Tailoring the gas sensing characteristics of ZnO and ZnS monolayers toward CO2, CO and N2 upon introducing defects and substitutional functionalization

This work aims to design two-dimensional (2D) catalysts based ZnO and ZnS for CO2 reduction reaction (CRR), nitrogen reduction reaction (NRR), CO2 and N2 captures and sensors. Cheap and abundant elements which are Mg, Cl, and N are doped into Zn, S, and O sites to tune the electronic properties of the ZnO and ZnS monolayers. Also, influences of O, S and Zn vacancies on the electronic properties and gas adsorption are examined as well. Adsorption energy, interaction energy, distortion energy, density of states, Bader charge, shift of Fermi level, and work function of the modified surfaces are studied via density functional theory (DFT) performed on VASP. From the results, Mg, Cl, and N doping as well as vacant sites can extremely change electronic properties, i.e., semiconductive to metallic behavior, the shift of Fermi level and the variation of work function.
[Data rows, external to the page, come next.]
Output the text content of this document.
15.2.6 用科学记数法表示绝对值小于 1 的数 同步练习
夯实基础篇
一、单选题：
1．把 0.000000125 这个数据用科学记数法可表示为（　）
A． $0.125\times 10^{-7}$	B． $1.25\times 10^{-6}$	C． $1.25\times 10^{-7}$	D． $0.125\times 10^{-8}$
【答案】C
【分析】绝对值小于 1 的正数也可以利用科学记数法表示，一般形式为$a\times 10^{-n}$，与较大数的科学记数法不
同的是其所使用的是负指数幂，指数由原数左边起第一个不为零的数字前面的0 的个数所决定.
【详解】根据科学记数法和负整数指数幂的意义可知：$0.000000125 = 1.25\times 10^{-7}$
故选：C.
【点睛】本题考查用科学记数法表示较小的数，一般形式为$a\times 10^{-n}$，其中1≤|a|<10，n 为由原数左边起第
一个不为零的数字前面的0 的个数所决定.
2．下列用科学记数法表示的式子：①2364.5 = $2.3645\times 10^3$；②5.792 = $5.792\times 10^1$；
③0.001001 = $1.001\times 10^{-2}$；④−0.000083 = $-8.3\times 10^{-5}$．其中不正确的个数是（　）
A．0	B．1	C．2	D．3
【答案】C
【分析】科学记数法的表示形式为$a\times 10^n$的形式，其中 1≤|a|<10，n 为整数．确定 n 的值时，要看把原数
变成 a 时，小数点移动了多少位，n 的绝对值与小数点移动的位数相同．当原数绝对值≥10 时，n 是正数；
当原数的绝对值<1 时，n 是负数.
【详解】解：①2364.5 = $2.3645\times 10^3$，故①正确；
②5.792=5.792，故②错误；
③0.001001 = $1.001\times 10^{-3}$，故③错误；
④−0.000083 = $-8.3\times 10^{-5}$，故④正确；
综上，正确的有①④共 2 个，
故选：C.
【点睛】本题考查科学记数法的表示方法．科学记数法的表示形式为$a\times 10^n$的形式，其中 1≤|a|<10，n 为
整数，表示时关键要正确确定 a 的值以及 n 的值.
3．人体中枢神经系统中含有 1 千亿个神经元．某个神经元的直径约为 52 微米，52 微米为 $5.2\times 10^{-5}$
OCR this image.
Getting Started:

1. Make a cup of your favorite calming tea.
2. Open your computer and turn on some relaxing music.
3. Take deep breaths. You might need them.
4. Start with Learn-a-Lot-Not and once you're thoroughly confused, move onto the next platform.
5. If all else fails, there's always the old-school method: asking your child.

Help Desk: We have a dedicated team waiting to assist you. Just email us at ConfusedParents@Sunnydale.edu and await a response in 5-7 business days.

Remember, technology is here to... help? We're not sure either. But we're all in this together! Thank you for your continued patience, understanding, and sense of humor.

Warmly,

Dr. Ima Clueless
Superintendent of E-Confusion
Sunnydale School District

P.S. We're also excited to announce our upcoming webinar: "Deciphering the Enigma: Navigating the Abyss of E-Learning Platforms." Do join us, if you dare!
Some modified ZnS and ZnO monolayers can be good candidates CRR and NRR catalysts since neither too strong nor too light binding of CO2, CO and N2. The best catalysts for this study is (Mg, VZn)-ZnO and Cl-ZnS because both can be sensors and electrochemical catalysts due to the proper binding strength for CO2, CO and N2 adsorption. The change in the electronic properties leading to the change in gas adsorption shows that the ZnO and ZnS modification by cheap-element doping and vacancy-site creation are potential ways to improve their properties, extend their applications and lead to the invention promising catalysts for electrochemical reactions, gas sensors and gas storages.